EditoWeb UK NeWs: Diana doctor 'thought she would survive'

A doctor who was first at the scene of the crash which killed Princess Diana has told her inquest he thought she would survive.

Dr Frederic Mailliez said he was driving through the Pont de l'Alma tunnel in Paris in the early hours of August 31 1997 when he came upon the Princess's crashed car in the opposite carriageway.

Not realising who was inside, he stopped and ran across the tunnel to the smoking wreck to see if he could help.

Via video link from Paris, he told the jury: "I remember the horn making a noise and I remember the front of the car was damaged, the engine almost cut in two parts, that showed me that it was a high-energy accident."

In the the back seat was a woman whom he did not recognise. He only learned that the woman he had battled to save was Diana the next day when he saw the news.

"She was alive," he recalled. "She was moaning, she was breathing but she was really weak, I would say unconscious and weak."

He added that the Princess's face appeared unscarred.

"I do not remember any injury on her forehead," he said. "I just remember a few drops of blood but I would not say a serious injury."

Dr Mailliez said he could immediately tell that two other men in the car - driver Henri Paul and Diana's lover Dodi Fayed - were dead.

Bodyguard Trevor Rees (formerly known as Rees Jones) was alive but very seriously injured in the front passenger seat.

"Obviously he was alive because he was screaming," he said. "He was breathing ... he was alive but very severely injured."
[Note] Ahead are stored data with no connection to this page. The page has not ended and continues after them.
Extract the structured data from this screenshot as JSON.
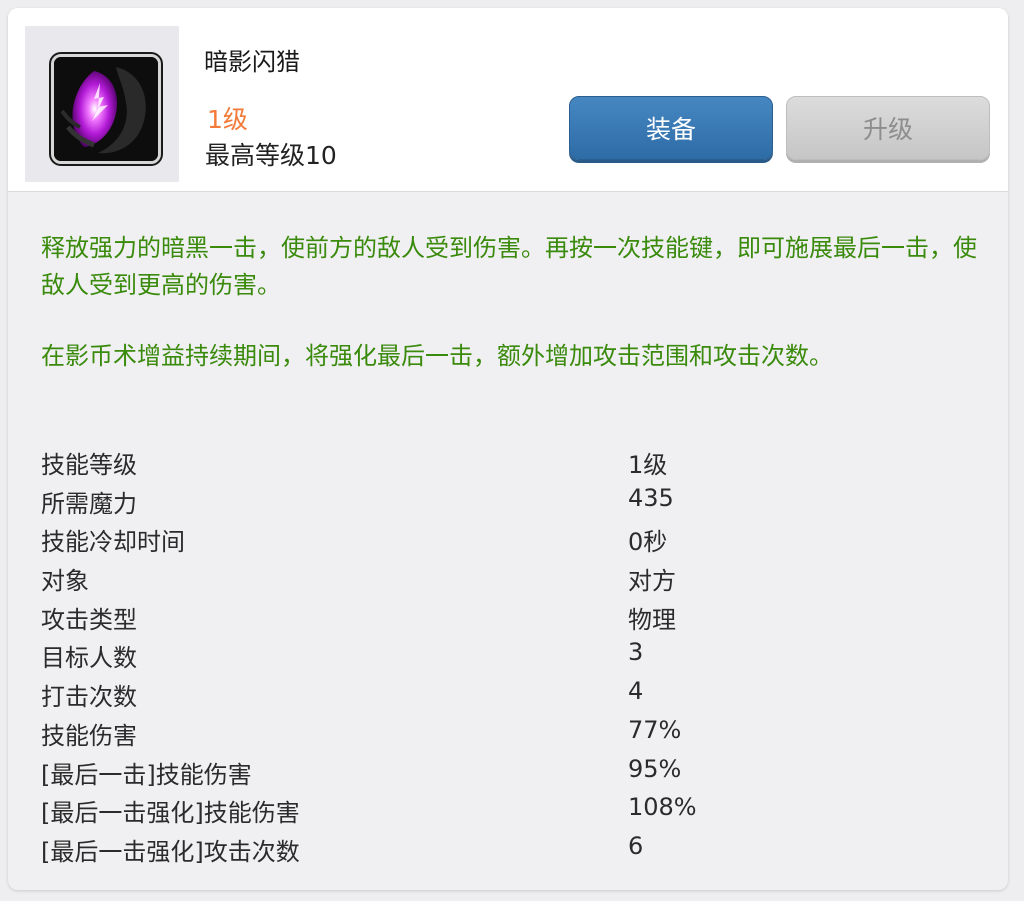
{
  "skill": {
    "name": "暗影闪猎",
    "level": "1级",
    "max_level": "最高等级10",
    "icon": "shadow-flash-skill-icon"
  },
  "buttons": {
    "equip": "装备",
    "upgrade": "升级"
  },
  "description": [
    "释放强力的暗黑一击，使前方的敌人受到伤害。再按一次技能键，即可施展最后一击，使敌人受到更高的伤害。",
    "在影币术增益持续期间，将强化最后一击，额外增加攻击范围和攻击次数。"
  ],
  "stats": [
    {
      "label": "技能等级",
      "value": "1级"
    },
    {
      "label": "所需魔力",
      "value": "435"
    },
    {
      "label": "技能冷却时间",
      "value": "0秒"
    },
    {
      "label": "对象",
      "value": "对方"
    },
    {
      "label": "攻击类型",
      "value": "物理"
    },
    {
      "label": "目标人数",
      "value": "3"
    },
    {
      "label": "打击次数",
      "value": "4"
    },
    {
      "label": "技能伤害",
      "value": "77%"
    },
    {
      "label": "[最后一击]技能伤害",
      "value": "95%"
    },
    {
      "label": "[最后一击强化]技能伤害",
      "value": "108%"
    },
    {
      "label": "[最后一击强化]攻击次数",
      "value": "6"
    }
  ],
  "colors": {
    "level_accent": "#f27b3a",
    "description_text": "#3a8a0c",
    "equip_button": "#3a7ab6",
    "upgrade_button_disabled": "#cfcfcf"
  }
}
Having worked for the fire brigade as an emergency doctor he was able to call the emergency services dispatch centre directly and give an initial medical assessment.

When the first ambulance arrived he handed over to the medical team and left with a friend who was waiting in his car.

During cross-examination, Richard Keen QC, representing the family of Henri Paul, asked him: "Do you remember saying that you thought the lady you had treated would survive?"

He answered: "Yes, I said that."

But he was not aware of the extent of her internal injuries.

"I did not have any way to make any precise diagnosis," he said. "I did not have the equipment to take the blood pressure so my supposition of diagnosis was the head injury but I had to suspect something serious."

When asked by Michael Mansfield QC, representing Dodi's father Mohamed al Fayed, he agreed that the Harrods owner's son's face had been "peaceful".

Both Mr Mansfield and Mr Keen thanked Dr Mailliez on behalf of their clients for stopping to help.